Time: Tues/Thurs 9:30 - 10:50 -- Ruffner Hall Rm 174
Fri: 9:00 - 10:00 Chemistry Rm 411
Professor: William Pearson
pearson@virginia.edu
Office: Jordan Hall 6-057
The Bioinformatics and Functional Genomics course will introduce the computational, statistical, evolutionary, and genetic concepts at the foundation of modern genome analysis, and address research problems in gene and genome structure using popular computer programs and biological and genome databases. The goal of the course is to introduce students to the computer algorithms, statistical approaches, and biology that interact to allow biologists to make inferences from large genomics datasets, so that they have a clear understanding of the foundations of computational approaches, which will be extended to gain practical experience addressing biological questions using genome datasets.

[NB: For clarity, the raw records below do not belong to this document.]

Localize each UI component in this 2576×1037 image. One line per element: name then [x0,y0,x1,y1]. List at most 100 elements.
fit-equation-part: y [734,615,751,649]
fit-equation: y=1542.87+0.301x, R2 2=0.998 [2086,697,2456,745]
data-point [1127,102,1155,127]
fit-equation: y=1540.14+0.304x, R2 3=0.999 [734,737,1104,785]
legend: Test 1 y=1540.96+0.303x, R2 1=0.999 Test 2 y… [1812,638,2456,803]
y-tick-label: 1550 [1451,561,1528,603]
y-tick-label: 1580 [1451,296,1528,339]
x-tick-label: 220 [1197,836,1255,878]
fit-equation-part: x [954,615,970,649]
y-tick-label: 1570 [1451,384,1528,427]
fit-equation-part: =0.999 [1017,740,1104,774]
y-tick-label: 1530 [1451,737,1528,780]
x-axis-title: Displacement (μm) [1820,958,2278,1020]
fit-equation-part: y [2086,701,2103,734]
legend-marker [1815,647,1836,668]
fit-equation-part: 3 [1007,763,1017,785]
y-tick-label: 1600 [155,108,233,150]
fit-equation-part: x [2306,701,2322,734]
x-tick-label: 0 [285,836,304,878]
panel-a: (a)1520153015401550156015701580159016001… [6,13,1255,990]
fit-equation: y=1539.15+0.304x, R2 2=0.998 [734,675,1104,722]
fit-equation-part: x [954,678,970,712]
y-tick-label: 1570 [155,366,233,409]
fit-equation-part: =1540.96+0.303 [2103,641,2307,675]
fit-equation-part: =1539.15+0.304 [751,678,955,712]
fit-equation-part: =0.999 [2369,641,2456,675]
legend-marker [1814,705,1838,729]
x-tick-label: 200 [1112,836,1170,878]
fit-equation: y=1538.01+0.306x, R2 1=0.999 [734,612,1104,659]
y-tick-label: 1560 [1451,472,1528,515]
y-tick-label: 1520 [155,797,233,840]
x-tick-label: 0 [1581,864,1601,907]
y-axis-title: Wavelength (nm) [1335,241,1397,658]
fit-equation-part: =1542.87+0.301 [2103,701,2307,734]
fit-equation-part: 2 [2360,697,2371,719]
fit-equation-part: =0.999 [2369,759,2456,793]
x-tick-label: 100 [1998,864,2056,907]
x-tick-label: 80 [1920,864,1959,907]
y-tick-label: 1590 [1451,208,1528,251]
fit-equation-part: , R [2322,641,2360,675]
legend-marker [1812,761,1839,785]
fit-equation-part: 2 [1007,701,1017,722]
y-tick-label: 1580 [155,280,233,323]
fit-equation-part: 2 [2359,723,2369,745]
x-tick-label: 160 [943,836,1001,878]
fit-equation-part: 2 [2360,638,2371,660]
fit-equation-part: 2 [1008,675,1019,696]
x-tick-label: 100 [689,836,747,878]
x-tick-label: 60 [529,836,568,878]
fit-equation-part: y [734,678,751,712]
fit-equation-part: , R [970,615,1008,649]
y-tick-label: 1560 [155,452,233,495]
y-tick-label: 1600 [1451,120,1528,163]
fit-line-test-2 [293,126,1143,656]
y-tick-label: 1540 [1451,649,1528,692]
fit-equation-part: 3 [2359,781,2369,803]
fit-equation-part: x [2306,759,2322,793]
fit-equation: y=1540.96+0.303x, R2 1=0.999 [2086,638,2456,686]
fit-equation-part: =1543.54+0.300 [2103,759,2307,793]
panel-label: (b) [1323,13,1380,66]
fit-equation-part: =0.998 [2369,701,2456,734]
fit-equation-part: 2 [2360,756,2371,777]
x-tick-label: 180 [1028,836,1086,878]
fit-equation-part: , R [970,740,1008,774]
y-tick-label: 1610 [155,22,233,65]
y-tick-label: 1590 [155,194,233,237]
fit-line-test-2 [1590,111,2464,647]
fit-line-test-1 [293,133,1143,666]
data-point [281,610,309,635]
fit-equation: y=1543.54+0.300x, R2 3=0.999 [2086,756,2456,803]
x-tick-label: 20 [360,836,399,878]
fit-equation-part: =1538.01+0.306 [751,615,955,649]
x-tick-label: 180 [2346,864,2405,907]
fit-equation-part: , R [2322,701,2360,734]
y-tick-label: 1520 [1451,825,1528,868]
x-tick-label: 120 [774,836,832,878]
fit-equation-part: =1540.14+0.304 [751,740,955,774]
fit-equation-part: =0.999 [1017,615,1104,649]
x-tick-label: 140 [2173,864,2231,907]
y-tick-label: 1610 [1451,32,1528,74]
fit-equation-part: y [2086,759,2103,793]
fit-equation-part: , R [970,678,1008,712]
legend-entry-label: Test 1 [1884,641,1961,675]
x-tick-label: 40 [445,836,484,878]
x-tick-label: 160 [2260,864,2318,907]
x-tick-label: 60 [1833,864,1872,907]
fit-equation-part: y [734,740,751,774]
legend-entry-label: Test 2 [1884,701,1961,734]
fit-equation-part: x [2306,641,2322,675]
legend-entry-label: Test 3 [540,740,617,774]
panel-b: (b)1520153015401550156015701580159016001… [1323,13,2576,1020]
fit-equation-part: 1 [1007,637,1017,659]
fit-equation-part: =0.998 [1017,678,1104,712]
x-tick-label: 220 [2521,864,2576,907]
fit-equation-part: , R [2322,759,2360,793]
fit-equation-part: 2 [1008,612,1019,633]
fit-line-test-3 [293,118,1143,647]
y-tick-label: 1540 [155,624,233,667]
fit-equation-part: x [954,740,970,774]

Students will become familiar with the Linux command-line environment and learn simple programming/scripting skills, which will allow them to perform medium-scale analysis of sequence biological data. The first part of the course will focus on similarity searching, homology, and phylogenetic reconstructions, combining programming and algorithms with evolutionary biology and protein structure. This material is covered by Part I of the Pevner textbook.
The second part of the course will focus on functional/expression analysis at the genomic level. Strategies for quantifying differential gene expression will be explored, leading to micro-array expression and RNA-seq expression analysis. Coordinately expressed gene-sets will then be used to explore methods for biologial pathway analysis, and identification of regulatory signals.
The course will focus on fundamental concepts in biological sequence alignment, statistics, evolution and phylogenetics, motif finding, gene structure and expression, and biological pathway analysis, with emphasis on understanding the strengths and weaknesses of different analysis strategies.
This course will present a brief introduction to programming (Python) to facilitate programmed, reproducible, medium scale analysis of protein families and genome features. It is open to students coming with computing, statistical, chemistry, and life science interests. It does not assume a knowledge of the Linux command line and programming -- those topics will be taught -- but Linux/Unix command line experience will be helpful. It does assume some knowledge of basic molecular biology, the central dogma, the building blocks of DNA and proteins, and the structure of genes in prokaryotes and eukaryotes. Students applying for permission to enroll will be asked to fill out a brief form outlining their programming experience (if any), and their biology (possibly high school) course work. Mathematical and statistical concepts will not require calculus, but will require comfort with advanced algebra.
After taking this class students will be able to:
The course will be a hybrid lecture/lab course, with two 1.5 hr lectures on programming and a 1 hr "lab/discussion" each week.
First/third quarter exams: 33.3%
Weekly problem sets: 33.3%
Final projects (2): 33.3%
You are expected to attend all of the lectures for the course, and participate in the lab/discussion sections. If you have to miss a class, please notify me a before the planned absence.